Gemini Observatory in Hilo, Hawai‘i has finished the installation of photovoltaic (PV) solar panels on the roof of its telescope on Maunakea this week. The PV panels were installed by Maui Pacific Solar and took about six weeks to complete.
“The PV panels [on Maunakea] are the second highest in the world by about 200 feet [~61 meters]. The highest are in Tibet.” says Maui Pacific Solar Founder and President Mike Carroll. “However, it is the highest rooftop mounted PV system in the world that is connected to the utility.”
The solar panels will (conservatively) generate about 10% of the power required to operate the Maunakea facility, and will be roughly 70% more energy productive than the panels planned for installation on the roof of the observatory’s base facility in Hilo.
The table below shows a side-by-side comparison of PV panel installation at the Hilo Base Facility versus the Gemini North telescope on Maunakea.

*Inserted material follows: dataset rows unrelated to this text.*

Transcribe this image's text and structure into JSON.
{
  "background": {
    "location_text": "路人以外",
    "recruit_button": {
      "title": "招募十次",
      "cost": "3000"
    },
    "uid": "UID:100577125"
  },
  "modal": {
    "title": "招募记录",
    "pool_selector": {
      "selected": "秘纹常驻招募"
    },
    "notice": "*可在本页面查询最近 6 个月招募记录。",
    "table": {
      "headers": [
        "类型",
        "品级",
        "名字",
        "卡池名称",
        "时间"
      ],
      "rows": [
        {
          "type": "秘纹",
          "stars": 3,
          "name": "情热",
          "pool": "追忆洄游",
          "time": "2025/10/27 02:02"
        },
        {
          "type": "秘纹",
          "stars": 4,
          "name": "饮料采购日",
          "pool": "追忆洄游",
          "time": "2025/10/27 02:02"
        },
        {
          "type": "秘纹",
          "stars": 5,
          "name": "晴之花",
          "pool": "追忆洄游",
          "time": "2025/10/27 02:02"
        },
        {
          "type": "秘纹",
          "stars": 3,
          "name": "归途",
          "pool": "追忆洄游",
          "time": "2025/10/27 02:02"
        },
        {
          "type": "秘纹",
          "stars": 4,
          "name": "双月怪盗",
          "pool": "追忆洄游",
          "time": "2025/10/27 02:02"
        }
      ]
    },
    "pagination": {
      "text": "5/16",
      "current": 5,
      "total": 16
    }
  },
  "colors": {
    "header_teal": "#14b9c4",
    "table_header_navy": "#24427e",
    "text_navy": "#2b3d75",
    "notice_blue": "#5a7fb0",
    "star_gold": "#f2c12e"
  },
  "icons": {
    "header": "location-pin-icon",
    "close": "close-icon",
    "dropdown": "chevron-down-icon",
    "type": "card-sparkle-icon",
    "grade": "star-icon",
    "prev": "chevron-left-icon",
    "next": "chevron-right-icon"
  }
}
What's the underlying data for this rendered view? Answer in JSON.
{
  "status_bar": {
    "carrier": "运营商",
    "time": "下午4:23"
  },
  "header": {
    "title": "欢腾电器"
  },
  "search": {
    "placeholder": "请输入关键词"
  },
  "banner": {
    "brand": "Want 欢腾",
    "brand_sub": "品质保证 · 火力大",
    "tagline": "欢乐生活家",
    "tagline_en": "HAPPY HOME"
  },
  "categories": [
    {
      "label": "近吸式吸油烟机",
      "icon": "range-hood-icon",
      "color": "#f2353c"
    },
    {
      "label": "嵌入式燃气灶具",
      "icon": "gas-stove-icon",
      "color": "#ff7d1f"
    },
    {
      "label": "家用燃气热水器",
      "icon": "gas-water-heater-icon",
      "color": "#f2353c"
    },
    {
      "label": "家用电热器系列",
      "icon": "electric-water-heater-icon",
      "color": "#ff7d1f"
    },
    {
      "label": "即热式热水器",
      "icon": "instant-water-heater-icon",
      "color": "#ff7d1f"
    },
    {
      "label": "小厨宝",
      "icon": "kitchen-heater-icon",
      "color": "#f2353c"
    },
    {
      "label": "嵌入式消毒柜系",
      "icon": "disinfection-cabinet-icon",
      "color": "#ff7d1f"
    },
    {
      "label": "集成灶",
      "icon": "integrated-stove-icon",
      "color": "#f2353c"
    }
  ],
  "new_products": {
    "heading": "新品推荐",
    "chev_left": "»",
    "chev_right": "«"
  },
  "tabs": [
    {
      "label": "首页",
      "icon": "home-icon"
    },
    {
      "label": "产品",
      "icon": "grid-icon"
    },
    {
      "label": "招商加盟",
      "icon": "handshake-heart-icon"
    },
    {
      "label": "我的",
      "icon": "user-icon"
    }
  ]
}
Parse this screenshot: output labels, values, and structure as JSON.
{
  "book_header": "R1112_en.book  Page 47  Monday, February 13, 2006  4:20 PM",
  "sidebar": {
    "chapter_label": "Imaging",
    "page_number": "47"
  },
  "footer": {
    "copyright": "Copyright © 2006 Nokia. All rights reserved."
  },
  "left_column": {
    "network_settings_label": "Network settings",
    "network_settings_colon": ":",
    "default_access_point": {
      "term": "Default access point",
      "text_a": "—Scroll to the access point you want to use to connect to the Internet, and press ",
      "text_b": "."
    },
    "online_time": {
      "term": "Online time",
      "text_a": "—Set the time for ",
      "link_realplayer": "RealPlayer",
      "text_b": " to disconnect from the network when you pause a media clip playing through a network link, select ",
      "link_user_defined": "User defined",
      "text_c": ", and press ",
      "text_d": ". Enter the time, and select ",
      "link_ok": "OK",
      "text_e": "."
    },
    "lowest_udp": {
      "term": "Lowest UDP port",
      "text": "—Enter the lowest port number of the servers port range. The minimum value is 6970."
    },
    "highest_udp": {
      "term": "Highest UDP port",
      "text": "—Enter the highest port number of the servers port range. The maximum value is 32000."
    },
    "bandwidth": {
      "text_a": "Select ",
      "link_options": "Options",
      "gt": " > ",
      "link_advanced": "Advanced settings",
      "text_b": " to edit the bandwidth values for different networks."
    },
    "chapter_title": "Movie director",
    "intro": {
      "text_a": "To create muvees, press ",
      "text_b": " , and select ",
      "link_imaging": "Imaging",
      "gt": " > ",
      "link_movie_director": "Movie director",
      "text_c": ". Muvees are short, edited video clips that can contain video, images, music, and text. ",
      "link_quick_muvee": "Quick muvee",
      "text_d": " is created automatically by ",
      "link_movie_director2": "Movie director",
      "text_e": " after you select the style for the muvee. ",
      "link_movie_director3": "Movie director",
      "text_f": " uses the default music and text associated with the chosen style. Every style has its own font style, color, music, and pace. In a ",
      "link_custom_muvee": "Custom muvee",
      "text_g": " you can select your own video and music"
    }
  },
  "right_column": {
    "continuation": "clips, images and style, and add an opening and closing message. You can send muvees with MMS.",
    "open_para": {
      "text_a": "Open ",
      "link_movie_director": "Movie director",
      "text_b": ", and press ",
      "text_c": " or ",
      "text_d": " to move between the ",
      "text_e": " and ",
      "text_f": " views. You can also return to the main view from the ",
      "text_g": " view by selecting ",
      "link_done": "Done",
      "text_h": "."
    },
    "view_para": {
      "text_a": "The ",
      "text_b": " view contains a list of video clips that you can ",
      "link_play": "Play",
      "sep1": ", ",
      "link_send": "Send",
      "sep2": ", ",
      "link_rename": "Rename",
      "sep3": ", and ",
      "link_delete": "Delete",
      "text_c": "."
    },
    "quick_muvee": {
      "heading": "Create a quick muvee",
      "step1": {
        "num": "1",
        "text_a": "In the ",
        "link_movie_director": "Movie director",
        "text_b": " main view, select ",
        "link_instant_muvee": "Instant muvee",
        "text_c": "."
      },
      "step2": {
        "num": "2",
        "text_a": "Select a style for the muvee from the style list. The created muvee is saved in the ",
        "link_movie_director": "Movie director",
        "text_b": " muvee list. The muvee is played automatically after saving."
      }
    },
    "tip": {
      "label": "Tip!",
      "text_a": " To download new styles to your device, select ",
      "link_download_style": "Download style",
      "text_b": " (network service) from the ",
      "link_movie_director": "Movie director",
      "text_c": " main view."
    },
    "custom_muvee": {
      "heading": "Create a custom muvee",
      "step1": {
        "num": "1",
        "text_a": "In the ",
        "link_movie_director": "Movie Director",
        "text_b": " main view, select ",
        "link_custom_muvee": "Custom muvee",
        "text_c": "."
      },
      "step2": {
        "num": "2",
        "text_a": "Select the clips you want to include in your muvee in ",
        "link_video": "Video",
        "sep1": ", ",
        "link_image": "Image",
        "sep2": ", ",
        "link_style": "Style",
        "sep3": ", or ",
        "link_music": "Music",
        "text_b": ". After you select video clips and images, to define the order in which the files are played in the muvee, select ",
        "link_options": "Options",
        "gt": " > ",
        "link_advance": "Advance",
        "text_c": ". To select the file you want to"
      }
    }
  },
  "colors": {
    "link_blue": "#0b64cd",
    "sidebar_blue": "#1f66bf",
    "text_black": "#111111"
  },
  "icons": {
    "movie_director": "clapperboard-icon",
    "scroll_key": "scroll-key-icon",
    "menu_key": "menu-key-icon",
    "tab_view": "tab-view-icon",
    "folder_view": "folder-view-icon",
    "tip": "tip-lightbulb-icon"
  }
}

The reason for this productivity boost on Maunakea is a combination of clear skies, lower temperatures, and less absorption in the atmosphere.
|Peak Sun Hours||4.6 hours||6.4 hours||39%|
|Average Ambient Temperature||80℉/26.7℃||45℉/7.2℃||10%|
|Elevation||Sea-level||13,790 feet/4,203 meters||10%|
Employees of Maui Pacific Solar braved elevation fatigue and adverse weather to install the panels ahead of the anticipated November deadline.
“There are lots of challenges working at that high elevation. Not only are you working at about 60% of sea-level oxygen levels,” says Carroll, “but it also snowed in July!”
Gemini Observatory continues to explore new ways to improve operational efficiency. “While PV panels require a significant investment,” says Gemini Lead Engineer Chas Cavedoni, “we predict that the investment will be recovered in less than four years.”
The solar panels are scheduled for connection to the electrical grid within a month.